The ability to predict the crystal structure of a material, given its constituent atoms, is one of the most fundamental problems in materials research. There exist a number of empirical methods which make predictions by clustering existing experimental data, generally using a few simple physical parameters. Although Pettifor maps are perhaps the best known and most successful of these empirical methods, the implementation and assessment of Pettifor maps has not been formalized. Here we propose well-defined algorithms for transforming data from a standard materials crystal structure database into a Pettifor map, using the map to predict the crystal structure for a new system, and assessing the predictive accuracy of the map.
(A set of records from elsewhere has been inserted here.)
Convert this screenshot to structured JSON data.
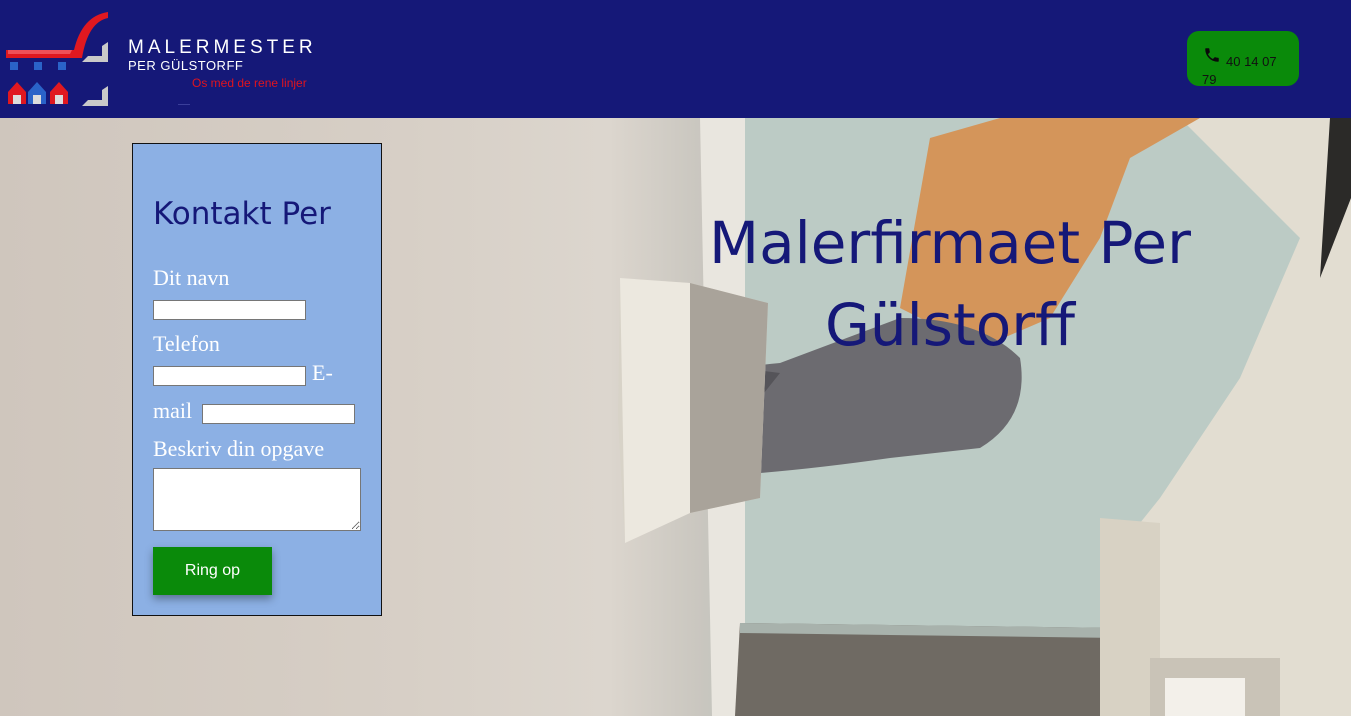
{
  "header": {
    "brand_title": "MALERMESTER",
    "brand_subtitle": "PER GÜLSTORFF",
    "tagline": "Os med de rene linjer",
    "phone_number": "40 14 07 79",
    "phone_icon": "phone-icon",
    "bg_color": "#151878",
    "phone_button_color": "#0a8a0a"
  },
  "hero": {
    "title": "Malerfirmaet Per Gülstorff"
  },
  "contact_form": {
    "title": "Kontakt Per",
    "name_label": "Dit navn",
    "name_value": "",
    "phone_label": "Telefon",
    "phone_value": "",
    "email_label_part1": "E-",
    "email_label_part2": "mail",
    "email_value": "",
    "task_label": "Beskriv din opgave",
    "task_value": "",
    "submit_label": "Ring op",
    "bg_color": "#8cb0e4"
  }
}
We introduce the idea of a candidate crystal structure list, demonstrating that by predicting more than one candidate for a new system the utility of the maps can be enhanced. We assess the accuracy of the maps by testing predictive accuracy using a cross-validation technique on all AB and A(3)B compounds in the CRYSTMET database. We show that for a new unknown alloy with a stable structure at the stoichiometry of the Pettifor map, a candidate list of five structures will contain the correct crystal structure for the alloy 86% of the time. The algorithms presented here can be used to automate Pettifor maps in materials crystal structure databases, making it possible for users to construct, apply and assess entirely new Pettifor maps quickly and easily.